Kejadian pertama dilaporkan sekitar pukul 19.29 WIB di Rejowinangun, Kotagede. Kebakaran bermula saat seorang warga membakar sampah. Api kemudian merembet dan membakar gudang rosok hingga habis, satu rumah hunian hingga habis, serta bagian samping sebuah bengkel kaki mobil.
Sekitar pukul 21.15 WIB, kebakaran rumah hunian dilaporkan terjadi di Jalan Langensari, Klitren, Gondokusuman. Diduga akibat korsleting listrik, api membakar dua kamar. Penanganan melibatkan Damkarmat Kota Yogyakarta dan sejumlah unsur lainnya hingga proses pemadaman selesai.

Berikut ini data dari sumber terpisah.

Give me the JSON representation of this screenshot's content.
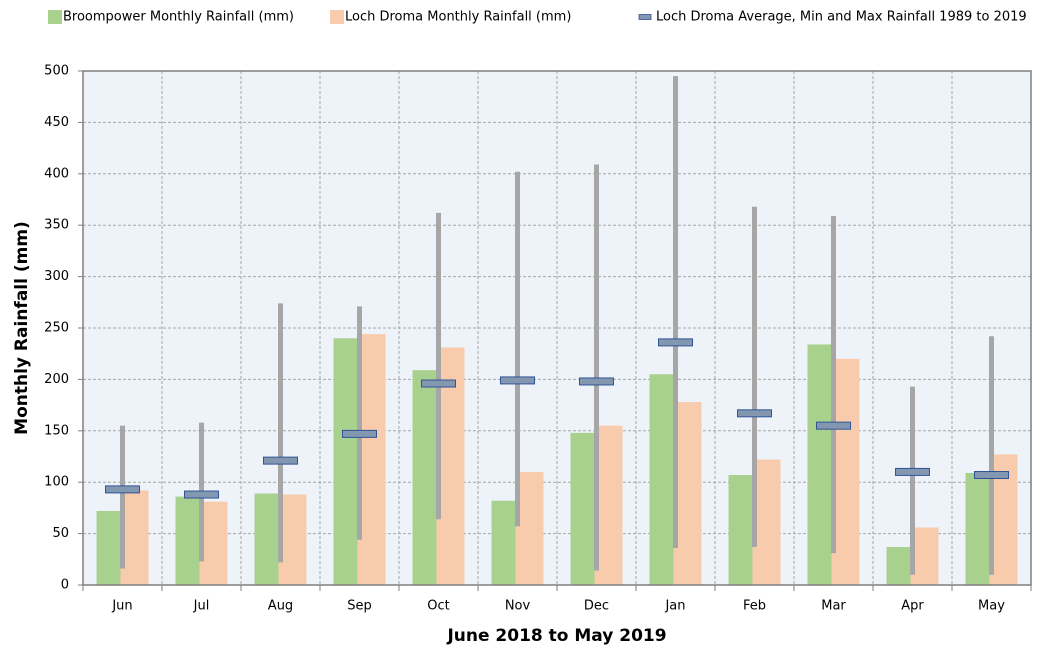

Tidak lama berselang, sekitar pukul 22.30 WIB, kebakaran terjadi di dapur Harsa Coffee/Burger/Society, Jalan Keminteran, Pringgokusuman. Api diduga berasal dari kompor fryer yang terbakar. Seorang karyawan mencium bau asap dari lantai atas dan menemukan sumber api di dapur yang saat itu tidak dijaga. Kebakaran dapat segera ditangani dan tidak dilaporkan adanya korban.
Rangkaian kejadian tersebut menjadi pengingat bahwa kebakaran dapat bermula dari aktivitas sehari-hari, seperti membakar sampah, penggunaan listrik, maupun aktivitas memasak.
BPBD DIY mengimbau masyarakat meningkatkan kewaspadaan, terutama pada kondisi musim kemarau. BPBD DIY mengingatkan agar masyarakat tidak meninggalkan kompor atau sumber api tanpa pengawasan, memeriksa instalasi listrik secara berkala, serta menjauhkan benda mudah terbakar dari sumber panas.
Damkarmat Kota Yogyakarta juga mengingatkan masyarakat untuk memastikan kompor benar-benar sudah dimatikan, memeriksa kondisi selang dan regulator, serta tidak meninggalkan kompor dalam keadaan menyala. Untuk lingkungan usaha, kesiapan proteksi kebakaran seperti APAR dan sistem keselamatan kebakaran juga penting diperhatikan.
Sementara itu, BMKG mengingatkan bahwa kondisi kemarau dan cuaca yang lebih kering dapat meningkatkan potensi kebakaran. Masyarakat diminta tidak melakukan pembakaran sampah atau aktivitas pembakaran lainnya secara sembarangan, serta memantau informasi cuaca dan peringatan dini resmi.